Translated from the Italian by Higgins, the book draws from a BBC interview with Brasse, interviews with his two children, and material in several Holocaust museums. Crippa and Onnis take a quasi-novelistic approach to their subject, presenting detailed descriptions and passages of dialogue evoked by Brasse’s stark photos of fellow prisoners and of the German guards and other prison staff, including the infamous camp doctor, Josef Mengele. At first, the authors suggest, Brasse was simply doing whatever it took to avoid being sent to the gas chambers. His photographic skill, honed before the war in his uncle’s studio, made him useful to the camp administration, who enlisted him to document the incoming prisoners. Brasse also ingratiated himself with the Nazis by taking or developing their personal photos and, at one point, by producing a run of cheery postcards to be sent to family members to show how pleasant camp duty was for the staff. Eventually, Brasse took the considerable risk of helping fellow prisoners carry out various forms of resistance, such as smuggling out evidence of the horrific conditions inside the camp. When news of the Russian advance through Poland arrived, he disobeyed his orders to destroy the photographic evidence, leaving it for the Russians to find when they liberated the camp. “A tide of memories broke over him in an instant,” write the authors of the moment he decided not to burn the photos. “Years of imprisonment and servitude passed before his eyes.

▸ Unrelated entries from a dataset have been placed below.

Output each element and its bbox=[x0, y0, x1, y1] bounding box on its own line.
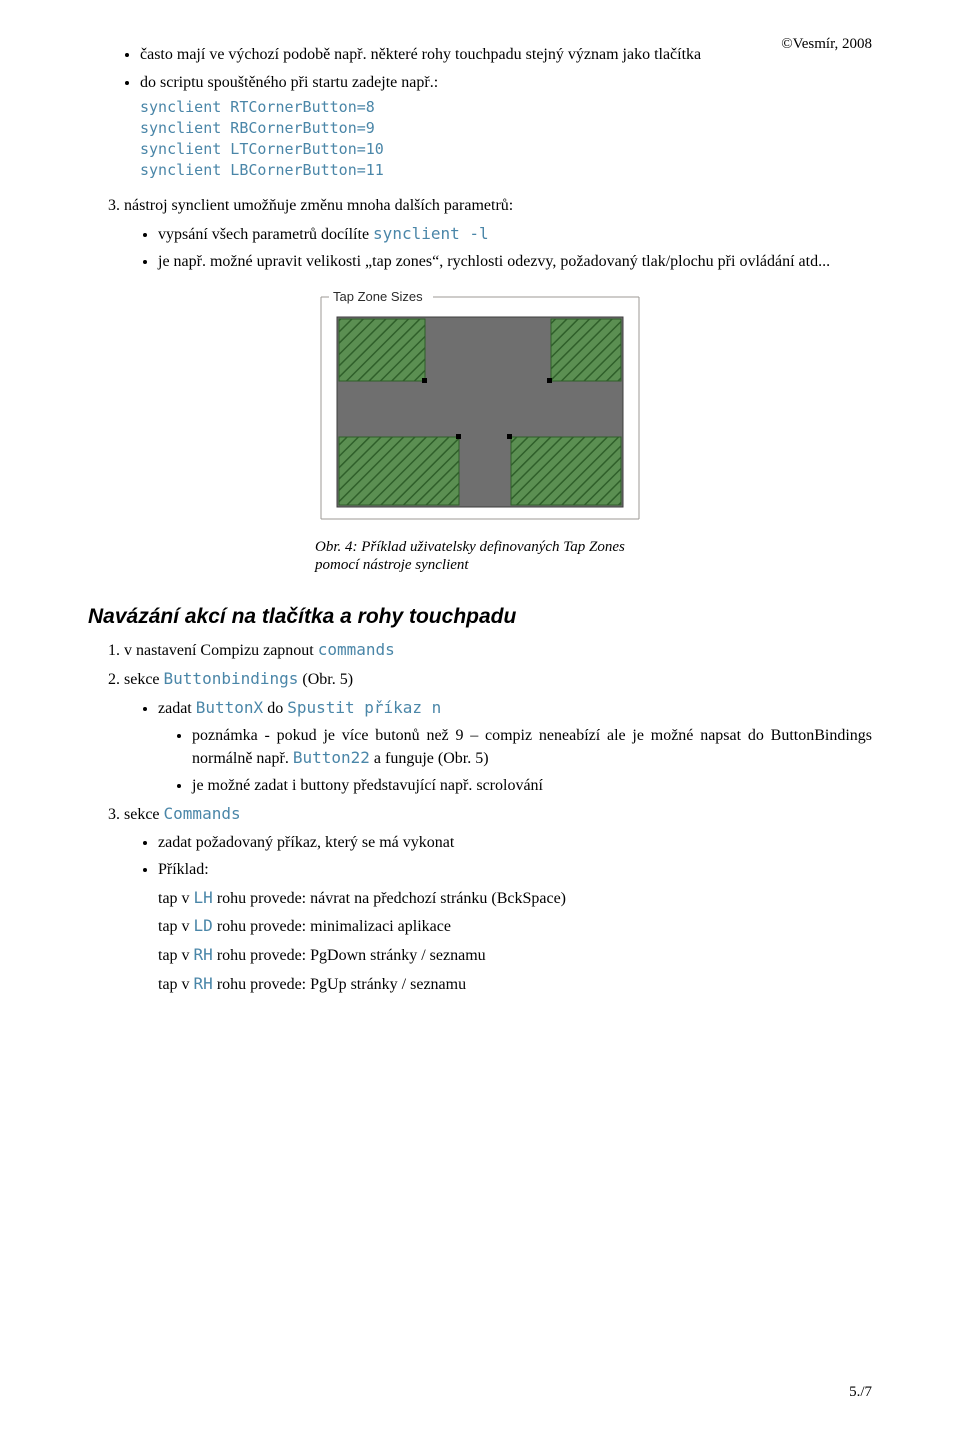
list-item: nástroj synclient umožňuje změnu mnoha d… bbox=[124, 195, 872, 273]
code-line: synclient LBCornerButton=11 bbox=[140, 160, 872, 181]
inner-bullets: zadat požadovaný příkaz, který se má vyk… bbox=[124, 832, 872, 996]
list-item: sekce Buttonbindings (Obr. 5) zadat Butt… bbox=[124, 668, 872, 797]
legend-label: Tap Zone Sizes bbox=[333, 289, 423, 304]
example-block: tap v LH rohu provede: návrat na předcho… bbox=[158, 887, 872, 995]
list-item: v nastavení Compizu zapnout commands bbox=[124, 639, 872, 662]
text: rohu provede: minimalizaci aplikace bbox=[213, 918, 451, 935]
bullet-item: do scriptu spouštěného při startu zadejt… bbox=[140, 72, 872, 182]
text: zadat bbox=[158, 700, 196, 717]
bullet-item: často mají ve výchozí podobě např. někte… bbox=[140, 44, 872, 66]
item-lead: nástroj synclient umožňuje změnu mnoha d… bbox=[124, 197, 513, 214]
numbered-list: nástroj synclient umožňuje změnu mnoha d… bbox=[88, 195, 872, 273]
inline-code: Spustit příkaz n bbox=[287, 698, 441, 717]
list-item: sekce Commands zadat požadovaný příkaz, … bbox=[124, 803, 872, 995]
example-line: tap v RH rohu provede: PgDown stránky / … bbox=[158, 944, 872, 967]
example-line: tap v LD rohu provede: minimalizaci apli… bbox=[158, 915, 872, 938]
text: tap v bbox=[158, 918, 194, 935]
text: (Obr. 5) bbox=[298, 671, 353, 688]
text: rohu provede: PgDown stránky / seznamu bbox=[213, 947, 486, 964]
inner-bullets: zadat ButtonX do Spustit příkaz n poznám… bbox=[124, 697, 872, 797]
code-line: synclient RBCornerButton=9 bbox=[140, 118, 872, 139]
text: do bbox=[263, 700, 287, 717]
inline-code: synclient -l bbox=[373, 224, 489, 243]
text: tap v bbox=[158, 976, 194, 993]
code-line: synclient RTCornerButton=8 bbox=[140, 97, 872, 118]
inline-code: RH bbox=[194, 974, 213, 993]
page-number: 5./7 bbox=[849, 1382, 872, 1402]
code-line: synclient LTCornerButton=10 bbox=[140, 139, 872, 160]
tap-zones-figure: Tap Zone Sizes bbox=[315, 287, 645, 525]
bullet-item: vypsání všech parametrů docílíte synclie… bbox=[158, 223, 872, 246]
inline-code: Commands bbox=[164, 804, 241, 823]
text: sekce bbox=[124, 806, 164, 823]
example-line: tap v LH rohu provede: návrat na předcho… bbox=[158, 887, 872, 910]
inline-code: ButtonX bbox=[196, 698, 263, 717]
bullet-item: poznámka - pokud je více butonů než 9 – … bbox=[192, 725, 872, 769]
bullet-item: zadat ButtonX do Spustit příkaz n poznám… bbox=[158, 697, 872, 797]
inline-code: RH bbox=[194, 945, 213, 964]
text: tap v bbox=[158, 947, 194, 964]
bullet-item: Příklad: tap v LH rohu provede: návrat n… bbox=[158, 859, 872, 995]
text: sekce bbox=[124, 671, 164, 688]
figure-caption: Obr. 4: Příklad uživatelsky definovaných… bbox=[315, 538, 645, 576]
text: Příklad: bbox=[158, 861, 209, 878]
bullet-text: do scriptu spouštěného při startu zadejt… bbox=[140, 74, 438, 91]
text: tap v bbox=[158, 890, 194, 907]
text: vypsání všech parametrů docílíte bbox=[158, 226, 373, 243]
bullet-item: je možné zadat i buttony představující n… bbox=[192, 775, 872, 797]
section-numbered-list: v nastavení Compizu zapnout commands sek… bbox=[88, 639, 872, 995]
bullet-item: je např. možné upravit velikosti „tap zo… bbox=[158, 251, 872, 273]
inline-code: Buttonbindings bbox=[164, 669, 299, 688]
intro-bullets: často mají ve výchozí podobě např. někte… bbox=[88, 44, 872, 181]
figure-wrapper: Tap Zone Sizes Obr. 4: Příklad uživatels… bbox=[88, 287, 872, 575]
copyright-text: ©Vesmír, 2008 bbox=[781, 34, 872, 54]
bullet-item: zadat požadovaný příkaz, který se má vyk… bbox=[158, 832, 872, 854]
text: rohu provede: PgUp stránky / seznamu bbox=[213, 976, 466, 993]
example-line: tap v RH rohu provede: PgUp stránky / se… bbox=[158, 973, 872, 996]
section-heading: Navázání akcí na tlačítka a rohy touchpa… bbox=[88, 603, 872, 631]
inline-code: LD bbox=[194, 916, 213, 935]
inner-bullets-level2: poznámka - pokud je více butonů než 9 – … bbox=[158, 725, 872, 797]
document-body: často mají ve výchozí podobě např. někte… bbox=[88, 44, 872, 995]
text: v nastavení Compizu zapnout bbox=[124, 642, 318, 659]
code-block: synclient RTCornerButton=8 synclient RBC… bbox=[140, 97, 872, 181]
inline-code: commands bbox=[318, 640, 395, 659]
text: rohu provede: návrat na předchozí stránk… bbox=[213, 890, 566, 907]
inline-code: Button22 bbox=[293, 748, 370, 767]
inner-bullets: vypsání všech parametrů docílíte synclie… bbox=[124, 223, 872, 273]
inline-code: LH bbox=[194, 888, 213, 907]
text: a funguje (Obr. 5) bbox=[370, 750, 489, 767]
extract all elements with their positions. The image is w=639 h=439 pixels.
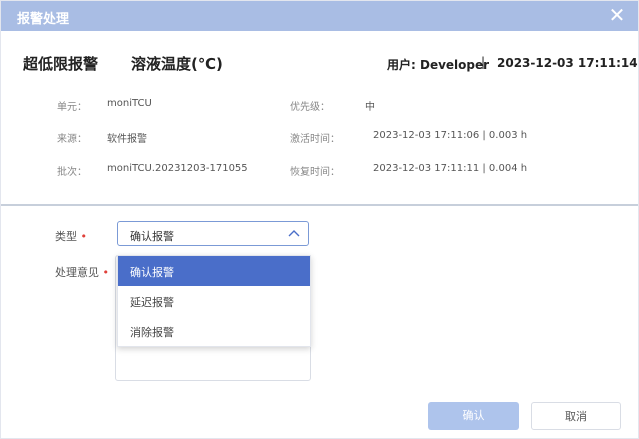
opinion-field-label: 处理意见 • xyxy=(55,264,109,280)
source-value: 软件报警 xyxy=(107,134,147,145)
activate-time-value: 2023-12-03 17:11:06 | 0.003 h xyxy=(373,130,528,141)
required-mark: • xyxy=(80,230,88,243)
user-label: 用户: Developer xyxy=(387,58,490,72)
option-label: 延迟报警 xyxy=(130,296,174,309)
activate-time-label: 激活时间： xyxy=(290,134,340,145)
type-label-text: 类型 xyxy=(55,230,77,243)
option-label: 消除报警 xyxy=(130,326,174,339)
confirm-button[interactable]: 确认 xyxy=(428,402,519,430)
type-select[interactable]: 确认报警 xyxy=(117,221,309,246)
batch-label: 批次： xyxy=(57,167,87,178)
recover-time-label: 恢复时间： xyxy=(290,167,340,178)
type-select-value: 确认报警 xyxy=(130,230,174,243)
priority-value: 中 xyxy=(365,102,375,113)
option-label: 确认报警 xyxy=(130,266,174,279)
chevron-up-icon xyxy=(288,230,300,237)
alarm-type-heading: 超低限报警 xyxy=(23,55,99,73)
source-label: 来源： xyxy=(57,134,87,145)
type-field-label: 类型 • xyxy=(55,228,87,244)
dialog-title: 报警处理 xyxy=(17,12,70,27)
dialog-titlebar: 报警处理 ✕ xyxy=(1,1,638,31)
option-clear-alarm[interactable]: 消除报警 xyxy=(118,316,310,346)
priority-label: 优先级： xyxy=(290,102,330,113)
batch-value: moniTCU.20231203-171055 xyxy=(107,163,248,174)
alarm-dialog: 报警处理 ✕ 超低限报警 溶液温度(℃) 用户: Developer | 202… xyxy=(0,0,639,439)
option-confirm-alarm[interactable]: 确认报警 xyxy=(118,256,310,286)
header-timestamp: 2023-12-03 17:11:14 xyxy=(497,56,638,70)
sensor-heading: 溶液温度(℃) xyxy=(131,55,223,73)
recover-time-value: 2023-12-03 17:11:11 | 0.004 h xyxy=(373,163,528,174)
cancel-button[interactable]: 取消 xyxy=(531,402,621,430)
header-separator: | xyxy=(481,55,486,69)
unit-value: moniTCU xyxy=(107,98,152,109)
unit-label: 单元： xyxy=(57,102,87,113)
section-divider xyxy=(1,204,638,206)
type-dropdown-menu: 确认报警 延迟报警 消除报警 xyxy=(117,255,311,347)
close-icon[interactable]: ✕ xyxy=(606,4,628,26)
required-mark: • xyxy=(102,266,110,279)
option-delay-alarm[interactable]: 延迟报警 xyxy=(118,286,310,316)
opinion-label-text: 处理意见 xyxy=(55,266,99,279)
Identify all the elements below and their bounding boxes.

There they all were, right in front of him. He realized he could tell the story behind every single picture, and this awareness filled him with an energy and resolve he’d never felt before.” The prose is functional yet unexceptional, but the authors provide another sharp reminder of the extent of Nazi evil, enhanced by the black-and-white photo insert.
A moving story of one man’s endurance in the worst imaginable conditions.